Teknologi berkembang sangat cepat. Dalam hitungan detik, kita dapat dengan mudah mengakses informasi, belajar, bekerja, bahkan sekadar mengobrol hanya dengan sentuhan layar. Akan tetapi, di balik berbagai fasilitas yang ditawarkan teknologi modern ini terdapat bahaya serius yang berkembang secara tersembunyi. Bahaya itu adalah maraknya praktik judi online.

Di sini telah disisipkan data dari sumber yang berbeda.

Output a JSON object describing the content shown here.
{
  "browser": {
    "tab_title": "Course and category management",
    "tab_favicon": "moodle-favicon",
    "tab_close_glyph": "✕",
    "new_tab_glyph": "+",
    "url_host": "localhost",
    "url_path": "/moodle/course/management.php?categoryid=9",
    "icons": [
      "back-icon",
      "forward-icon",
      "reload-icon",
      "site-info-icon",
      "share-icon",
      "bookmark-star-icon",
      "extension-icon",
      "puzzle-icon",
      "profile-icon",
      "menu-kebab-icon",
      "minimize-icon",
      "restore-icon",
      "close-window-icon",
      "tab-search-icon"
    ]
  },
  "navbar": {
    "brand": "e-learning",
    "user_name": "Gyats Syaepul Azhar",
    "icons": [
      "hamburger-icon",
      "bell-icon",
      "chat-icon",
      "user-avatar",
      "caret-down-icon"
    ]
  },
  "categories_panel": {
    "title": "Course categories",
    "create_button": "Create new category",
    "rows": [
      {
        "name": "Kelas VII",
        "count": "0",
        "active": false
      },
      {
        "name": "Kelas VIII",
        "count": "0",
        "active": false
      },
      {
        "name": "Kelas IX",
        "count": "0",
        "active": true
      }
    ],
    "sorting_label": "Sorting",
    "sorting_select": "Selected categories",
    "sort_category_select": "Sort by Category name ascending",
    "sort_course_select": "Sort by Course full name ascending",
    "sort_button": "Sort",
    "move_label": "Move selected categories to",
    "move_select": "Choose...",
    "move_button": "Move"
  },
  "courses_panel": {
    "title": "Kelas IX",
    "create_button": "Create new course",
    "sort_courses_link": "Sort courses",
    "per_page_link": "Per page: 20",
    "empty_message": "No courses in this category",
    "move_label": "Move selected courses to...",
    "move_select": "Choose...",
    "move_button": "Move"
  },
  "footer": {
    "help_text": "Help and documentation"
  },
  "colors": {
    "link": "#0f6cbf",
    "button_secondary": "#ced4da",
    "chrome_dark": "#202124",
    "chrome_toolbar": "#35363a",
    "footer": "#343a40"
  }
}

Siapa yang tidak tergoda dengan janji uang instan? Apalagi di tengah tekanan ekonomi sulit, rayuan “cepat kaya” seolah menjadi jalan pintas yang menggiurkan. Tetapi kenyataannya, mereka justru terjebak dan menjadi korban kejahatan digital. Menurut data Pusat Pelaporan dan Analisis Transaksi Keuangan (PPATK) , jumlah pemain judi online di Indonesia naik dari 3,7 juta pada 2023 menjadi 8,8 juta di 2024. Lonjakan ini disertai maraknya pinjaman ilegal di kalangan pelaku. Perputaran dananya diperkirakan tembus Rp1.200 triliun hingga akhir 2025. Tanpa penanganan serius, dampaknya bisa merusak ekonomi dan masyarakat.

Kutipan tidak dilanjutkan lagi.